Submission:

Research & Development Tax Incentive Amendments 2018 Exposure Draft Law and Consultation Paper

26 July 2018

BDO welcomed the opportunity to provide feedback in response to the exposure draft legislation and consultation paper ‘Research & Development Tax Incentive Amendments’ released on 29 June 2018. 

These materials outlined key areas where the Federal Government requested specific feedback on the implementation of reforms to the Research and Development Tax Incentive to better target the program and improve its integrity and fiscal affordability in response to the recommendations of  the 2016 Review of the R&D Tax Incentive.

Our submission contains both our key concerns with the proposed new measures on industry and our responses to the questions in the consultation paper, on compliance challenges, integrity and unintended consequences with respect to the calculation of R&D intensity, the clinical trials exemption, and the draft feedstock and clawback provisions. 

Whilst the matters raised in the six questions in the consultation paper are important in the context of how the proposed new legislation will operate in practice, which we respond to in the appendix, BDO also took the opportunity to highlight some concerns with the proposed changes and provide some recommendations on how the legislation could be improved to achieve ‘the targeting’ aims. 

  • Remove the cap exemption for clinical trials - the current and previous tax incentives have been industry agnostic incentive programmes
  • Any claim with notional deductions that would provide an offset in excess of the cap should require an approved finding
  • Return the incentive component for the refundable tax offset to 15% as was originally introduced
  • Increase the turnover threshold to access the refundable offset to align with changes in corporate tax rate
  • Make the intensity test simpler and/or replace it with a simpler mechanism based upon increases in R&D spend.

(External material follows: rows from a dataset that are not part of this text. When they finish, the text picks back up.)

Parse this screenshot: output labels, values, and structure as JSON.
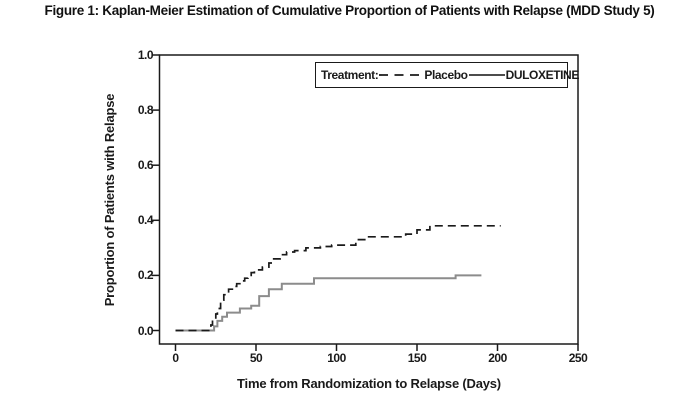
{
  "chart_data": {
    "type": "line",
    "subtype": "kaplan-meier-step",
    "title": "Figure 1: Kaplan-Meier Estimation of Cumulative Proportion of Patients with Relapse (MDD Study 5)",
    "xlabel": "Time from Randomization to Relapse (Days)",
    "ylabel": "Proportion of Patients with Relapse",
    "xlim": [
      0,
      250
    ],
    "ylim": [
      0.0,
      1.0
    ],
    "x_ticks": [
      0,
      50,
      100,
      150,
      200,
      250
    ],
    "y_ticks": [
      0.0,
      0.2,
      0.4,
      0.6,
      0.8,
      1.0
    ],
    "grid": "off",
    "legend": {
      "title": "Treatment:",
      "position": "top-right-inside"
    },
    "axis_color": "#1a1a1a",
    "series": [
      {
        "name": "Placebo",
        "line_style": "dashed",
        "color": "#1a1a1a",
        "points": [
          [
            0,
            0
          ],
          [
            21,
            0
          ],
          [
            22,
            0.02
          ],
          [
            23,
            0.04
          ],
          [
            25,
            0.06
          ],
          [
            26,
            0.08
          ],
          [
            28,
            0.11
          ],
          [
            30,
            0.13
          ],
          [
            33,
            0.15
          ],
          [
            36,
            0.16
          ],
          [
            38,
            0.17
          ],
          [
            41,
            0.18
          ],
          [
            43,
            0.19
          ],
          [
            45,
            0.2
          ],
          [
            47,
            0.21
          ],
          [
            49,
            0.22
          ],
          [
            54,
            0.23
          ],
          [
            58,
            0.245
          ],
          [
            61,
            0.26
          ],
          [
            65,
            0.275
          ],
          [
            69,
            0.285
          ],
          [
            74,
            0.29
          ],
          [
            81,
            0.3
          ],
          [
            90,
            0.305
          ],
          [
            97,
            0.31
          ],
          [
            112,
            0.33
          ],
          [
            119,
            0.34
          ],
          [
            143,
            0.35
          ],
          [
            150,
            0.365
          ],
          [
            158,
            0.38
          ],
          [
            202,
            0.38
          ]
        ]
      },
      {
        "name": "DULOXETINE",
        "line_style": "solid",
        "color": "#8c8c8c",
        "points": [
          [
            0,
            0
          ],
          [
            23,
            0
          ],
          [
            24,
            0.015
          ],
          [
            26,
            0.035
          ],
          [
            29,
            0.05
          ],
          [
            32,
            0.065
          ],
          [
            40,
            0.08
          ],
          [
            47,
            0.09
          ],
          [
            52,
            0.125
          ],
          [
            58,
            0.15
          ],
          [
            66,
            0.17
          ],
          [
            86,
            0.19
          ],
          [
            174,
            0.2
          ],
          [
            190,
            0.2
          ]
        ]
      }
    ]
  }
}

The current mechanism dis-incentivises businesses with high operational expenses such as agribusiness, resources and manufacturing to conduct R&D activity
  • The base incentive rate for companies able to access the non-refundable offset should be increased to at least 7% to be internationally competitive and to offset the costs of compliance. At 4% many companies will “opt out” of the system and/or choose to undertake R&D offshore
  • Companies should be able to ‘opt out’ of any intensity test and access the base incentive rate
  • Companies should be able to ‘opt out’ of applying the clawback and feedstock provisions by excluding the relevant expenditure.